Understanding the benefits of sponsorship for small businesses allows you to more effectively promote these opportunities to potential partners. Prospects will see that you genuinely care about their growth and what they can get out of the partnership, making them more likely to team up with your nonprofit.

2. Strategically identify potential small business sponsors.

Instead of sending sponsorship proposals to every small business in your vicinity, set yourself up for success by identifying organizations that would be likely to respond positively to your request. While there’s no guarantee that the business will accept, you can greatly increase your chances by looking out for the following:

  • Vertical. Seek out businesses that operate in a similar vertical as your nonprofit. For example, if your nonprofit deals with funding research on scoliosis, you might partner with a local massage business that specializes in pain relief massages. Or, if you run a soup kitchen where you feed those experiencing poverty, you might partner with grocery stores or restaurants in your area.
  • Values. Businesses that share similar values with your nonprofit also make good prospects for sponsors. As you research local companies, look into their core values and culture to see if they believe in giving back to the community or helping those in need.
  • Sponsorship history. Many small businesses may not have sponsored a nonprofit before—you can usually assume that has more to do with their capacity as an organization rather than an uncharitable mindset. However, if the small businesses around you do have a history of giving to nonprofits, they will make good sponsorship prospects.

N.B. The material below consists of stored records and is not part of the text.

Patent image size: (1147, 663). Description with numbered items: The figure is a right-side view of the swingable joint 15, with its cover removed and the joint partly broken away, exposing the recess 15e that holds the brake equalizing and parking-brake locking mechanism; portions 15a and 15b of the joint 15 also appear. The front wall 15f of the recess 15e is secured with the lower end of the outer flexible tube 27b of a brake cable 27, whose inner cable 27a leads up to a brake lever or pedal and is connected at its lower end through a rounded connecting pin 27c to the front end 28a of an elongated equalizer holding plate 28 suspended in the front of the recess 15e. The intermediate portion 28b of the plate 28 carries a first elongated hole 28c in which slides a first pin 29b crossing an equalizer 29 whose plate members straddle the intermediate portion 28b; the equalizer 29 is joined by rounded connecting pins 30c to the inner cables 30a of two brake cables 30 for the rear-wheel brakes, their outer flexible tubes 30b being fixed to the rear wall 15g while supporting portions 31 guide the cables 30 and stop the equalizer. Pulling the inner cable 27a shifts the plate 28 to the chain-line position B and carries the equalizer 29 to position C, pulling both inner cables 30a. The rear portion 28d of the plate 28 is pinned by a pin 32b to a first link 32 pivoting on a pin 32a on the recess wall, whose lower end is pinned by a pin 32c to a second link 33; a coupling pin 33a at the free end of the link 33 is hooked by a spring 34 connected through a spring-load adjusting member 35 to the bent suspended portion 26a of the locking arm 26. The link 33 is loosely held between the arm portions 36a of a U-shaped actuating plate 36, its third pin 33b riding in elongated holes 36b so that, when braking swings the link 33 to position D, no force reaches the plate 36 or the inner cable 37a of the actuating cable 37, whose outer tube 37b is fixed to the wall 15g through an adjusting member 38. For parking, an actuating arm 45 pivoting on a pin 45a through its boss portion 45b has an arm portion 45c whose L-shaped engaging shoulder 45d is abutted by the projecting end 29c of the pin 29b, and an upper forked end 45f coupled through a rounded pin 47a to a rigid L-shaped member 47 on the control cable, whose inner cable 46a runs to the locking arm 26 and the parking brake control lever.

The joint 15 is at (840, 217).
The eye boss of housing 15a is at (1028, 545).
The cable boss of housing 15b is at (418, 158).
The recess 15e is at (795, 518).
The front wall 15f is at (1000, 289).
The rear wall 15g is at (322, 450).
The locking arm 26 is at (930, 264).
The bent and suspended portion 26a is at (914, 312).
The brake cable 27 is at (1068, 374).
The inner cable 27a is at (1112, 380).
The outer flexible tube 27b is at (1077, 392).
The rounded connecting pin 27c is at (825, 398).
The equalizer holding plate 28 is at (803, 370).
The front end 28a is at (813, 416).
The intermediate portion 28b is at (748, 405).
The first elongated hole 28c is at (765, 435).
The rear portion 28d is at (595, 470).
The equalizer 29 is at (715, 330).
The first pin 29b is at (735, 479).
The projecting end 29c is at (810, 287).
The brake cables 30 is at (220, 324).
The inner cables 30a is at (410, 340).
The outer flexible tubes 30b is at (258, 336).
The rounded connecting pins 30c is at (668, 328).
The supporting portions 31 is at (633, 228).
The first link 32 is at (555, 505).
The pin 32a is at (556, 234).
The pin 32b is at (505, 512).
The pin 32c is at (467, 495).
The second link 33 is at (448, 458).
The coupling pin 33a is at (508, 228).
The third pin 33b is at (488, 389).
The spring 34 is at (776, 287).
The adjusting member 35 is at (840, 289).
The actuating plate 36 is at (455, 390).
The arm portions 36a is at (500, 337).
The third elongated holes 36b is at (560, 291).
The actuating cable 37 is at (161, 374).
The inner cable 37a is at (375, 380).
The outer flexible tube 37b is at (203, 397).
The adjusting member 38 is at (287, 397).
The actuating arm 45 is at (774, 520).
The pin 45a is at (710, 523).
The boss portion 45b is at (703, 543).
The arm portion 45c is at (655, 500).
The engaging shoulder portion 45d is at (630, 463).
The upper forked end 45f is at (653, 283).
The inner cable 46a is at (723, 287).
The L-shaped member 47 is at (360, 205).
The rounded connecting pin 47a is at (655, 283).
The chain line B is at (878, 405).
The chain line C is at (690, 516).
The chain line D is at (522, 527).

Aside from looking at these three elements of small businesses, you can also take a look at the data you have stored on your supporters and donors. If you find that many of them work at the same local business, you can reach out to them in advance to learn more and create a more targeted sponsorship request for that company.

3. Craft compelling sponsorship proposals.

After you’ve done your research and identified your ideal small business sponsorship prospects, it’s time to craft your sponsorship proposal. Ideally, it should be brief but thorough, covering the following elements:

  • Summary of your nonprofit’s purpose, history, and vision for the future
  • Why you’re seeking sponsorship
  • The form(s) of sponsorship you want
  • What your sponsor receives in return, such as a feature in your marketing materials
  • Response deadline
  • Contact information

Remember that sponsorships can take many different forms—it doesn’t have to just be a cash gift. For example, you could ask a local marketing firm to sponsor you by helping you create promotional materials for your next fundraising event. Or, you might request a massage clinic contribute a couple’s massage for a raffle, where they waive the massage billing fees for the raffle winner.

Requesting sponsorships is always a nerve-wracking experience, especially if you’re doing it for the first time. Soliciting small businesses is a great way for you to grow as a nonprofit professional, gain more experience, and acquire the confidence you need to approach future sponsorships.